Il convient néanmoins de ne pas se laisser « aveugler par la lumière » au risque d’ignorer certaines zones d’ombre comme la persistance de différences structurelles entre les pays. Un problème qui a, pourtant, toute son importance. Ces différences signifient qu’à long terme certains pays afficheront une croissance plus forte que d’autres, ne serait-ce qu’en raison de gains de productivité plus importants. Et le sentiment d’être laissé pour compte pourrait grandir au sein des pays à croissance faible. Elles signifient aussi que certains pays seront moins résilients face aux chocs extérieurs car la charge de la dette publique y est élevée(peu ou pas de marge de manoeuvre pour soutenir la croissance en cas de récession), la dette du secteur privé y est importante (moindre réactivité de la demande finale à la détente monétaire) ou, comme en Italie et au Portugal, les créances douteuses restent importantes.

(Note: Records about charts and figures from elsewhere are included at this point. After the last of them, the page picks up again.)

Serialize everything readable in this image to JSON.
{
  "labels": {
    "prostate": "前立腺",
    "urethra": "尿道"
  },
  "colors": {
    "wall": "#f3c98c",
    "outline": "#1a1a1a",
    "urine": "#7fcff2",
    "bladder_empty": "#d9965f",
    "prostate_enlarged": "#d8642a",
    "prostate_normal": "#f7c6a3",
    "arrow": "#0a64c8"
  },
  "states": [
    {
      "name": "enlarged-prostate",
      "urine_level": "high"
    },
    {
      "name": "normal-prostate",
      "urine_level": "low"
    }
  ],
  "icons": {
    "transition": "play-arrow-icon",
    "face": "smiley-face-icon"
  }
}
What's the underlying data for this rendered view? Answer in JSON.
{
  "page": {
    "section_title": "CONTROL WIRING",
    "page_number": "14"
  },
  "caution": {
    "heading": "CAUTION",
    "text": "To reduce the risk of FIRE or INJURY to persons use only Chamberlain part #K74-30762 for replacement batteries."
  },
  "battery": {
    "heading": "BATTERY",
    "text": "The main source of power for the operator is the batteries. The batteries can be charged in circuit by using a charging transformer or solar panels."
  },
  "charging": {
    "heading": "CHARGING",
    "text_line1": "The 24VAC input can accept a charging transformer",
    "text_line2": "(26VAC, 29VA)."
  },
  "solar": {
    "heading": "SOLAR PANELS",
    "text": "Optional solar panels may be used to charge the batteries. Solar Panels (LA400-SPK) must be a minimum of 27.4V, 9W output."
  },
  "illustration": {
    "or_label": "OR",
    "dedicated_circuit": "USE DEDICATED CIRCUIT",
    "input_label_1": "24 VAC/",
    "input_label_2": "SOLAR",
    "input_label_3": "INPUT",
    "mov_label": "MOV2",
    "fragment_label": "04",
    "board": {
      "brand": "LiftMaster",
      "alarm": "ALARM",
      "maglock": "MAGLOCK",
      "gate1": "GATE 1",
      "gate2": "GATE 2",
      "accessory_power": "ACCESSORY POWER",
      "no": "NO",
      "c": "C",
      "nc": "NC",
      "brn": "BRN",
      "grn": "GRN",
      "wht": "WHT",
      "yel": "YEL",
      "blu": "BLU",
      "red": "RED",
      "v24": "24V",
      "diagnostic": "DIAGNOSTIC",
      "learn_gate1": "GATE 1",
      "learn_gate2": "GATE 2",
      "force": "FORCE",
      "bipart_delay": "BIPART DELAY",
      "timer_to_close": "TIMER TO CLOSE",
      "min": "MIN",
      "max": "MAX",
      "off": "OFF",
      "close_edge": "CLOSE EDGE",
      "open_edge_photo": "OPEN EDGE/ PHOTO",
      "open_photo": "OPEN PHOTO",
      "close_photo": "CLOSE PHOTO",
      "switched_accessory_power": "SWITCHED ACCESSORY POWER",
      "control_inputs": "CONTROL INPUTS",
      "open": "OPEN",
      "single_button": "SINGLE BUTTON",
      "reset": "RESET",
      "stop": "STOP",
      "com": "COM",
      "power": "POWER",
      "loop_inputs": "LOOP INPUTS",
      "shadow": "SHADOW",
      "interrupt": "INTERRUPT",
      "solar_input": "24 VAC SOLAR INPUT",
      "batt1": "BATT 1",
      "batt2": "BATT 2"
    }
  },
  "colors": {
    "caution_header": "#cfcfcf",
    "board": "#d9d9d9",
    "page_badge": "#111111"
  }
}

Aussi la politique économique structurelle doit-elle avoir pour objectif de stimuler la croissance potentielle du PIB et la résilience de l’activité ; l’environnement actuel y est propice. Nous ne sommes plus dans l’urgence de la lutte contre une atonie cyclique et, pour autant que certains efforts soient susceptibles d’engendrer des vents contraires à brève échéance, les pays sont mieux placés pour y faire face. Enfin, les politiques menées à titre individuel par les divers pays membres créent des externalités positives et ajoutent à la robustesse de la zone euro.